Mas o que eu vos queria mesmo contar tem a ver, precisamente, com a razão pela qual me tornei bastante próximo duma mulher, já há uns anos atrás, e de quem cheguei a ser íntimo por algum tempo. Mulher essa, aliás, com quem ainda hoje mantenho um contacto mais ou menos regular para, como se diz na gíria, pôr a conversa em dia.
Houve uma fase na minha vida em que, apesar de me sentir bastante só, tinha uma vontade enorme de estar sozinho. Estar sozinho e sentir solidão são coisas completamente diferentes, como devem saber. Por isso mesmo o que eu queria, ou pensava que queria, era apaixonar-me seriamente por uma mulher para, de vez em quando, afastar-me dela e poder gozar esse momento na sua total plenitude.
Nos comboios, por exemplo, preferia viajar sozinho do que com alguém ao meu lado. Arranjei então um método para que isso pudesse acontecer o maior número possível de vezes. Quando eu entrava no comboio e já não havia grupos vazios de cadeiras, procurava sentar-me ao lado de alguém que não tivesse tirado o casaco. A razão era muito simples.
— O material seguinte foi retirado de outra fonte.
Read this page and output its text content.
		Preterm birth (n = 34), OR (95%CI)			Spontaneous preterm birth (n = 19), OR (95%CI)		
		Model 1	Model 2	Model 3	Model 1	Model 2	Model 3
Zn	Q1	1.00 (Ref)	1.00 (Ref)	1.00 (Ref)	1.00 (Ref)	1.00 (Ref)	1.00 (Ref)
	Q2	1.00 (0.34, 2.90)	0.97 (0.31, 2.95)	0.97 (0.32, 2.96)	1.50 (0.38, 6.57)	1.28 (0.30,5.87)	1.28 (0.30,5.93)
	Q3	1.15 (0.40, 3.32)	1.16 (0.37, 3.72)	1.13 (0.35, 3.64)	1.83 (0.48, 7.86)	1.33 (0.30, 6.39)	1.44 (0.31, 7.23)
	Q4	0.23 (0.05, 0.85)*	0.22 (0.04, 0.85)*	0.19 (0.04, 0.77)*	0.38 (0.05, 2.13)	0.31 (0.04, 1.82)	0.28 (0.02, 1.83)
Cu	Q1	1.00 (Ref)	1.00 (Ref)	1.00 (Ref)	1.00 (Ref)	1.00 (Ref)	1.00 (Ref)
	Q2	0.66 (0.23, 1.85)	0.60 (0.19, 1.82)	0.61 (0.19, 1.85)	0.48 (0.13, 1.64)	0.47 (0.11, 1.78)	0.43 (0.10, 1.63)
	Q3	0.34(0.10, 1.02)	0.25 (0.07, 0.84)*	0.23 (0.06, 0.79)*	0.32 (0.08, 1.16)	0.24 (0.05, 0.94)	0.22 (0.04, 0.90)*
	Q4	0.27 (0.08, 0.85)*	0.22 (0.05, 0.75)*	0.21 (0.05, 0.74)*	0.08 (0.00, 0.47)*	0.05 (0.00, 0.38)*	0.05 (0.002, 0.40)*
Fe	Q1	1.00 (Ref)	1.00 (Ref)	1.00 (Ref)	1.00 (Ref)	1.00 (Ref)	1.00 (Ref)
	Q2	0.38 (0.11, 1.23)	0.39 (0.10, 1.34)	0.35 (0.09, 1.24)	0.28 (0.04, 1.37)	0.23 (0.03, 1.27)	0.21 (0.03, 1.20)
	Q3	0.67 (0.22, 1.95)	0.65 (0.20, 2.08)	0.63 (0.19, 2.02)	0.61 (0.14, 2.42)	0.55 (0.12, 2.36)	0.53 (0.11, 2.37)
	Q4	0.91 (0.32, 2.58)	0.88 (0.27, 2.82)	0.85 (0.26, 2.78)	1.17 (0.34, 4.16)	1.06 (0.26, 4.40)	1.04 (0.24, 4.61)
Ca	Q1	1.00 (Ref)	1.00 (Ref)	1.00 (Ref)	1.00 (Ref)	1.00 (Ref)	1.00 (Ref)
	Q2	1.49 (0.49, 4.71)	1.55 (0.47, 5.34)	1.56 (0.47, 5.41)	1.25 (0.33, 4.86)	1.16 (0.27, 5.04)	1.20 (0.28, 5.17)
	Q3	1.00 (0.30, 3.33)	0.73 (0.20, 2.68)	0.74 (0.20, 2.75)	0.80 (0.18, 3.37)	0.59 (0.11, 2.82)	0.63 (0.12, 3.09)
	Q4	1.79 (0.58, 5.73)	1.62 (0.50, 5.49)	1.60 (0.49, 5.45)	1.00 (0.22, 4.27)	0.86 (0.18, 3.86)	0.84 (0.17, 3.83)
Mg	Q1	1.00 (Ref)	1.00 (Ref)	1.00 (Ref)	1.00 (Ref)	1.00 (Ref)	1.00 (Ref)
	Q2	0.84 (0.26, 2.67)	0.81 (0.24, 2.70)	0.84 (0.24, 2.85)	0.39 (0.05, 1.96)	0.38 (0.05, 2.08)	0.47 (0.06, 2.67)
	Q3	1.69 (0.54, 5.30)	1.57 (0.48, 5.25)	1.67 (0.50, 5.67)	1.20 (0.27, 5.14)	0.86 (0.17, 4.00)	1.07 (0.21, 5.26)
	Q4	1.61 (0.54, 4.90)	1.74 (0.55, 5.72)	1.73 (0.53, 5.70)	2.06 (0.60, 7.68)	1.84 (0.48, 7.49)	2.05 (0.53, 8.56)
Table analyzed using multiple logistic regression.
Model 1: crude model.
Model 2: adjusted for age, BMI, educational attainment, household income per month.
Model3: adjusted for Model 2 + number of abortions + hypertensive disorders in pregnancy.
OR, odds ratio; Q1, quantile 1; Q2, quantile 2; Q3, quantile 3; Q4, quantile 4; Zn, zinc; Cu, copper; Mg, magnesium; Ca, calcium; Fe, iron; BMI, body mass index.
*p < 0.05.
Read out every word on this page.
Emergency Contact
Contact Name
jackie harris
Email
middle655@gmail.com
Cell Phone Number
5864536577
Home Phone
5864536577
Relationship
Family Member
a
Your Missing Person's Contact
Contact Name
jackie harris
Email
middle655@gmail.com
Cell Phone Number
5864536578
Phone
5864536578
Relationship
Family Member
Quem não tira o casaco é porque vai fazer uma viagem curta e, assim, sairia antes de mim, havendo consecutivamente uma maior probabilidade de eu fazer parte da viagem sozinho.
Lembro-me que uma vez entrei na estação de Aveiro e, tendo em conta o meu método, sentei-me ao lado de um homem que levava uma gabardina apertada e um guarda-chuva na mão. Pensei que ele fosse sair numa das estações seguintes, mas a verdade é que foi assim até à última estação de todas, no Porto, a mesma em que eu saí. A partir daí tornei a cruzar-me com o homem, sempre totalmente vestido e em viagens de comboio, mas nunca mais me sentei ao pé dele.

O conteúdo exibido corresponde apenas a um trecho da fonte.